When you have a data connection, wifi or mobile data, Google Maps has a good offering. However, its offline facilities are perfunctory. You can only designate certain small areas to store, which expire after 30 days unless manually refreshed. It doesn't store all details, and often decides to not show road names. It also doesn't allow routes to be calculated, though you can ask for directions whilst online, and continue to follow them offline.
The previous champion of offline mapping apps was Nokia's Symbian app. Now that Nokia has been swallowed by Microsoft their mapping unit has reappeared as Here Maps. Although it has only been on Android for a few months it is already a mature product. It allows the downloading of entire countries, and has full offline searching and routing.

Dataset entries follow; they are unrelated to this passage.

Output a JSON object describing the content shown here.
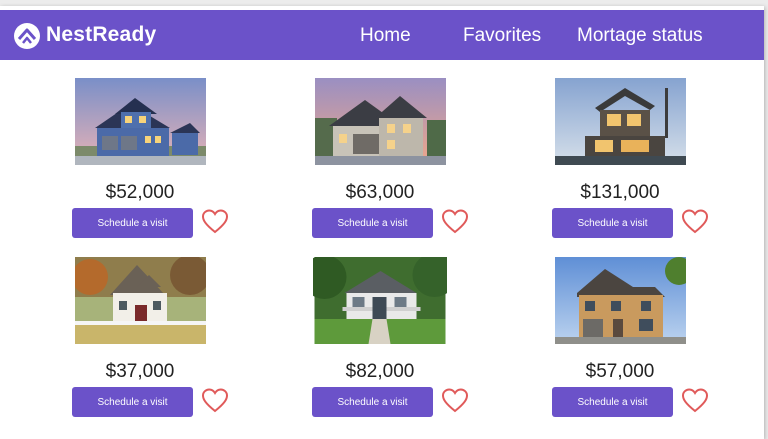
{
  "brand": "NestReady",
  "nav": [
    "Home",
    "Favorites",
    "Mortage status"
  ],
  "accent": "#6b52c9",
  "heart_color": "#e05a5a",
  "listings": [
    {
      "price": "$52,000",
      "button": "Schedule a visit"
    },
    {
      "price": "$63,000",
      "button": "Schedule a visit"
    },
    {
      "price": "$131,000",
      "button": "Schedule a visit"
    },
    {
      "price": "$37,000",
      "button": "Schedule a visit"
    },
    {
      "price": "$82,000",
      "button": "Schedule a visit"
    },
    {
      "price": "$57,000",
      "button": "Schedule a visit"
    }
  ]
}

Occasionally its searching is not up to the standards of Google Maps, and obvious searches fail or landmark locations are indicated some miles away from their actual position (ahem, Buckland Abbey, ahem). This might, one imagine, lead to some unwarranted criticisms of the human passing on the Here Maps information to a driver attempting to reach said place before closing time.
If Here Maps is not sufficient, and you want more detail, then the final app in your repertoire should be OsmAnd. This uses the mighty crowd sourced Open Street Maps data, and can be fully downloaded for offline use. It offers offline routing and comprehensive searching. Its interface is less polished than Here Maps, and when driving it doesn't offer speed alerts or speed camera warnings, as Here Maps does. However, it seems it holds the knowledge of every item of geography you could ever want. Its search never failed us. More than that, for keen ramblers, it displays almost all footpaths in existence, exceeding even those known by Google Maps online. When you're two hours into a trek through the wilderness of Dartmoor following vague written instructions and passing an average of one human and ten wild ponies an hour, it's reassuring to see that your route is following the dotted red lines of OsmAnd.
With free mapping apps, using more than one you can get the best of all worlds. The only problem is that each app will want to store its own maps, which can add up to a large amount of storage, but storage is getting cheaper all the time.